Der Protest begann, nachdem zwei Kölner Anhänger an der Stadioneingangskontrolle einer intensiven Überprüfung unterzogen worden waren. Bei einem der beiden wurden von den Beamten von Bremen und Berlin sogenannte "passive Waffen" entdeckt, Festnahmen gab es jedoch keine. Trotz des Vorfalls betonten Verantwortliche von Leverkusen, dass die üblichen Einlasskontrollen im Gästebereich ruhig verlaufen seien.
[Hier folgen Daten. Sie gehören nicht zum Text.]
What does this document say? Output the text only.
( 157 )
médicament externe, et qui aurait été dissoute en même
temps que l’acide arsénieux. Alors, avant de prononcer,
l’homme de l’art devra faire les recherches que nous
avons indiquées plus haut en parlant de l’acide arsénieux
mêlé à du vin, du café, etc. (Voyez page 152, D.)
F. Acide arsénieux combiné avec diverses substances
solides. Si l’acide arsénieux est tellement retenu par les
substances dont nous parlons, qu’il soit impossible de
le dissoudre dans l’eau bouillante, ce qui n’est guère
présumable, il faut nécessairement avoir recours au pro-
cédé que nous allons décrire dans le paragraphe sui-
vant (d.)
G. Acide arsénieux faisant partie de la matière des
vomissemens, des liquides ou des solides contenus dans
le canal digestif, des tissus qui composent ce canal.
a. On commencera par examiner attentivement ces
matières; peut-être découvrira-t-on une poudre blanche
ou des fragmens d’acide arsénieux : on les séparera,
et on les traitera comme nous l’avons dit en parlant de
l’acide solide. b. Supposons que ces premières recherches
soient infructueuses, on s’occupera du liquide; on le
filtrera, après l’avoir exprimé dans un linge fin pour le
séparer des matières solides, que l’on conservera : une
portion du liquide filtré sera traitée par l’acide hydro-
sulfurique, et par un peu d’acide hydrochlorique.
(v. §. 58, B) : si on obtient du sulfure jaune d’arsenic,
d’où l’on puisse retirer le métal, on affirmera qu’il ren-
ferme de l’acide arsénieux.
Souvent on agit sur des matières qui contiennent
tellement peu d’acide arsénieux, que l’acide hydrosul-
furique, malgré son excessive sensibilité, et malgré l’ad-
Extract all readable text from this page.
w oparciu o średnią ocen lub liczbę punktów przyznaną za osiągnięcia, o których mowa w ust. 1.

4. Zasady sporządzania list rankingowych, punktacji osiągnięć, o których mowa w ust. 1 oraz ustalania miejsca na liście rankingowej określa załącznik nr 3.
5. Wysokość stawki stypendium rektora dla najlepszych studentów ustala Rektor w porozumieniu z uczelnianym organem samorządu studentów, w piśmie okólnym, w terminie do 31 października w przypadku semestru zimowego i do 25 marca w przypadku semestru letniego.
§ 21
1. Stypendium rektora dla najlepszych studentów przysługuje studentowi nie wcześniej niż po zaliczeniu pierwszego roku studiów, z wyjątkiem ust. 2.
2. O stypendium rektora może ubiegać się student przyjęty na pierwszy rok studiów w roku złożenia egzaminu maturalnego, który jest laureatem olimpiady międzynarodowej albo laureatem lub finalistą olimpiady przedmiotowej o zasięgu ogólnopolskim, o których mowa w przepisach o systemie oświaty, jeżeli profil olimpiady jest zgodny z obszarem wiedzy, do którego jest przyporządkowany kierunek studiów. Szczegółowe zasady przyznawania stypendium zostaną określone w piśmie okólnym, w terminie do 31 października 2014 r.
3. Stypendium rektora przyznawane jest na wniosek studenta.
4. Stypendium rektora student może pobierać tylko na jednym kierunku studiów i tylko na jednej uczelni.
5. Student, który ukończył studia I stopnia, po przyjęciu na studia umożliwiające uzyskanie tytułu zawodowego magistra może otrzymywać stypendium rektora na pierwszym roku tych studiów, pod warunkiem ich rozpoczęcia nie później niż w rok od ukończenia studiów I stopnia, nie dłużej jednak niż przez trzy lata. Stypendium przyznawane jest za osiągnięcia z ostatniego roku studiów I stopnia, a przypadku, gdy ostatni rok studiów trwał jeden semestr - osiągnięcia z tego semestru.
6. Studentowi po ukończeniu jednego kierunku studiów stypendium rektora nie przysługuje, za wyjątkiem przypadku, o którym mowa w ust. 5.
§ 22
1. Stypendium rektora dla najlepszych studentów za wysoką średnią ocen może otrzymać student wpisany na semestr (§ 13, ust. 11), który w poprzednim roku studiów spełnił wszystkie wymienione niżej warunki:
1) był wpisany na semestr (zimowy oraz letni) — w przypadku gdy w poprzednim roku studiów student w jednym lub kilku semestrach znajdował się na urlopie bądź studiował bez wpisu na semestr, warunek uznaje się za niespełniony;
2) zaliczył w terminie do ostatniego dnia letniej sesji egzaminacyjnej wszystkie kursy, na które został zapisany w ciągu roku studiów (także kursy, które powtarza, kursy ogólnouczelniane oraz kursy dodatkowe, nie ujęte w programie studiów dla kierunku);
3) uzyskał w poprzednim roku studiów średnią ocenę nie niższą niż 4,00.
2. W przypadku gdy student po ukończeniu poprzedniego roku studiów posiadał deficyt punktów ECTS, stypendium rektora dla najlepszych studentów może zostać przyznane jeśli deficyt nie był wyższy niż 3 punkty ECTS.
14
Die Aktion trübte die Stimmung beim Rhein-Derby, wobei beide Fangruppen ein deutliches Zeichen setzten. Die Polizei von Bremen und Berlin hielt die Kontrollen für routinemäßige Sicherheitsmaßnahmen, doch der Fund der passiven Waffen führte zu einer weiteren Zuspitzung der Lage. Der Vorfall wirft nun Fragen über das Verhältnis zwischen Fans und Sicherheitsvorkehrungen bei künftigen Spielen auf.